なぜ、組織において、これほどまでに「主体性」が推奨されるのか。それは、メンバーが自発的に組織の価値観を率先して体現してくれると、管理コストが低くなる(めんどくさくなくなる)ためなのではないか。管理コストが低い人材は、組織にとってありがたい。たしかにそういう人材も必要だ。しかし組織のなかでそのような傾向が強まりすぎると、日に日にその傾斜の度合いは強まっていくだろう。組織にとって「主体性がある」とされる人物が評価され、また「主体性がある」ような人物を再生産しようとする。「主体性」とは、組織の目指す価値観が低コストで継承され、実践されるための装置であり、管理体制を安定的に維持するためのマジックワードなのである。そしてこのような安定的で合理的な管理体制の下では、イノベーションの芽は、「組織の価値観に沿わないもの」・「めんどくさいもの」として徹底して摘まれていく運命にある。
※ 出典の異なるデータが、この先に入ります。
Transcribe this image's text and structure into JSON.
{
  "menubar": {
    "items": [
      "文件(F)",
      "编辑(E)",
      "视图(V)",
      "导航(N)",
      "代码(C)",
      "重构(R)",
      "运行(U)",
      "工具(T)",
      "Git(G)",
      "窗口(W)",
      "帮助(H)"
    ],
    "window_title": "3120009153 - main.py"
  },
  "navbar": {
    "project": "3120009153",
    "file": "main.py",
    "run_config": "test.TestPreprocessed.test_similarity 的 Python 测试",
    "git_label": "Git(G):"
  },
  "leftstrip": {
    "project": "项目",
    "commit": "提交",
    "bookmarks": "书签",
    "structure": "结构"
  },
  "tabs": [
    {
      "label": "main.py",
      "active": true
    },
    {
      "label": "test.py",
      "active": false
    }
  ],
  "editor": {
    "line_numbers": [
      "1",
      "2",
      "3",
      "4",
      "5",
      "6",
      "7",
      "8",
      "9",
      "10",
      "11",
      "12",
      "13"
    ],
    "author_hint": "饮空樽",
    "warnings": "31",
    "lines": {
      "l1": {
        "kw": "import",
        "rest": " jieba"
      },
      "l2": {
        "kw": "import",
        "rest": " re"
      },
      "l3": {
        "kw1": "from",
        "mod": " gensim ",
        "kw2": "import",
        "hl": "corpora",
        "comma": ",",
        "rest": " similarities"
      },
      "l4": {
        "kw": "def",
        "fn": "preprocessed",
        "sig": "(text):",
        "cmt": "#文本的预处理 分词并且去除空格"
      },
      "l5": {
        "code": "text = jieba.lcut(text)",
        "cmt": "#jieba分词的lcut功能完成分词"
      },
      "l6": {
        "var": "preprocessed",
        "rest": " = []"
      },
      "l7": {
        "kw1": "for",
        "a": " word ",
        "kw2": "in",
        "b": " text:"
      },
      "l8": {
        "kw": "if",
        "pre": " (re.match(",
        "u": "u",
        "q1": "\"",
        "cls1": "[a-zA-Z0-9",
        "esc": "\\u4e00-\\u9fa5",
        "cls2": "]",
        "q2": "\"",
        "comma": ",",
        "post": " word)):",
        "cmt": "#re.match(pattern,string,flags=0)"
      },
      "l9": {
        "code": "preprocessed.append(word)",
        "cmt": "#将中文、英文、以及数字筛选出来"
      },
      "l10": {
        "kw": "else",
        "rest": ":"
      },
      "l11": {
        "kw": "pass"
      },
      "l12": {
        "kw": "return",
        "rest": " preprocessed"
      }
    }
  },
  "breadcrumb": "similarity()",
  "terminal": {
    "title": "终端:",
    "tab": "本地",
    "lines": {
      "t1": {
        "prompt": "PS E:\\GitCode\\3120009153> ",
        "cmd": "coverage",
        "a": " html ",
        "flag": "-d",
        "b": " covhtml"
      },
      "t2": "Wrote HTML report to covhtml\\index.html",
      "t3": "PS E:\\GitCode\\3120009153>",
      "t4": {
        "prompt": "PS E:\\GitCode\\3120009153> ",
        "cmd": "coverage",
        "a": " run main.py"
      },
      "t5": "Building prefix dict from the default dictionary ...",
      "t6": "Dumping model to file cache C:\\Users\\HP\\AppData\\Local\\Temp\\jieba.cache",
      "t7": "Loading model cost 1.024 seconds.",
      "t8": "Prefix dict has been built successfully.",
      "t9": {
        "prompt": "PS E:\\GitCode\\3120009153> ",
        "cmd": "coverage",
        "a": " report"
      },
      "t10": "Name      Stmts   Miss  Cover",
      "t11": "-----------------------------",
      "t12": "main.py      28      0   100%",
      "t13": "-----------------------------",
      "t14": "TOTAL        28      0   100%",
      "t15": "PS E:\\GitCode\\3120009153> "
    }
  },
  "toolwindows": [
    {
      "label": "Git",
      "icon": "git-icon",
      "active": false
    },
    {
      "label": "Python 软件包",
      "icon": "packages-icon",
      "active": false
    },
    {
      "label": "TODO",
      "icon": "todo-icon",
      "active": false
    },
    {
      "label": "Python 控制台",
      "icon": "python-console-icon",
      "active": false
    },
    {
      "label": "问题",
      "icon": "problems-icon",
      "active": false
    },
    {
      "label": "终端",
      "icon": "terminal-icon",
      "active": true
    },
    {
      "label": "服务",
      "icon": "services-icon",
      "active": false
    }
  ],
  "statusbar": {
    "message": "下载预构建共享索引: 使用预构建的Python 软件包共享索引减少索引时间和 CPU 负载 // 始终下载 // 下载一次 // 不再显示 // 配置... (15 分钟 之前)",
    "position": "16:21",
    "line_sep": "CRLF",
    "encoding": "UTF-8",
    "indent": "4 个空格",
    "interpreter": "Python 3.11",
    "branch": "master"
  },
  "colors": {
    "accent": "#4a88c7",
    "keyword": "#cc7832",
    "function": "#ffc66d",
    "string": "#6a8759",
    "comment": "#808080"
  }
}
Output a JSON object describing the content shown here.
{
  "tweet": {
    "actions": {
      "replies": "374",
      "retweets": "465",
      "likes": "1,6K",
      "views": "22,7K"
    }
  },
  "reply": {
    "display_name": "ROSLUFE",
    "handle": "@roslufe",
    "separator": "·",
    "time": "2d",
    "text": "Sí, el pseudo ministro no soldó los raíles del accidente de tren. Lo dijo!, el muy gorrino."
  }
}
「求められていることだけ先取りしてやればいい」のであって、「的外れな余計なことをするな」というわけだ。イノベーションとは、管理の裂け目にのみかろうじて発生する奇貨であるから、「主体性」のあるところに「イノベーション」の花が咲くことはない。
日本企業がイノベーションを不得手とし、そのためグローバルな競争に遅れを取ってしまっているのだとすれば、その背景には、「主体性」の神話を重視して、組織の価値観を自発的に先取りして体現してくれる、「低管理コスト人材(=主体的人材)」を重用し、そのような人材を再生産しようとし続けてきたためかもしれない。結論を言うと、「主体」とは、「従順」や「受け身」と共犯関係にあるものと言える。徹底した「従順」と「受け身」の果てにあるのが「主体性」である、と言うべきだ。従前の過大評価をやめ、長年続いたこの神話とは、そろそろ袂を分かつべきときが来ていると思っている。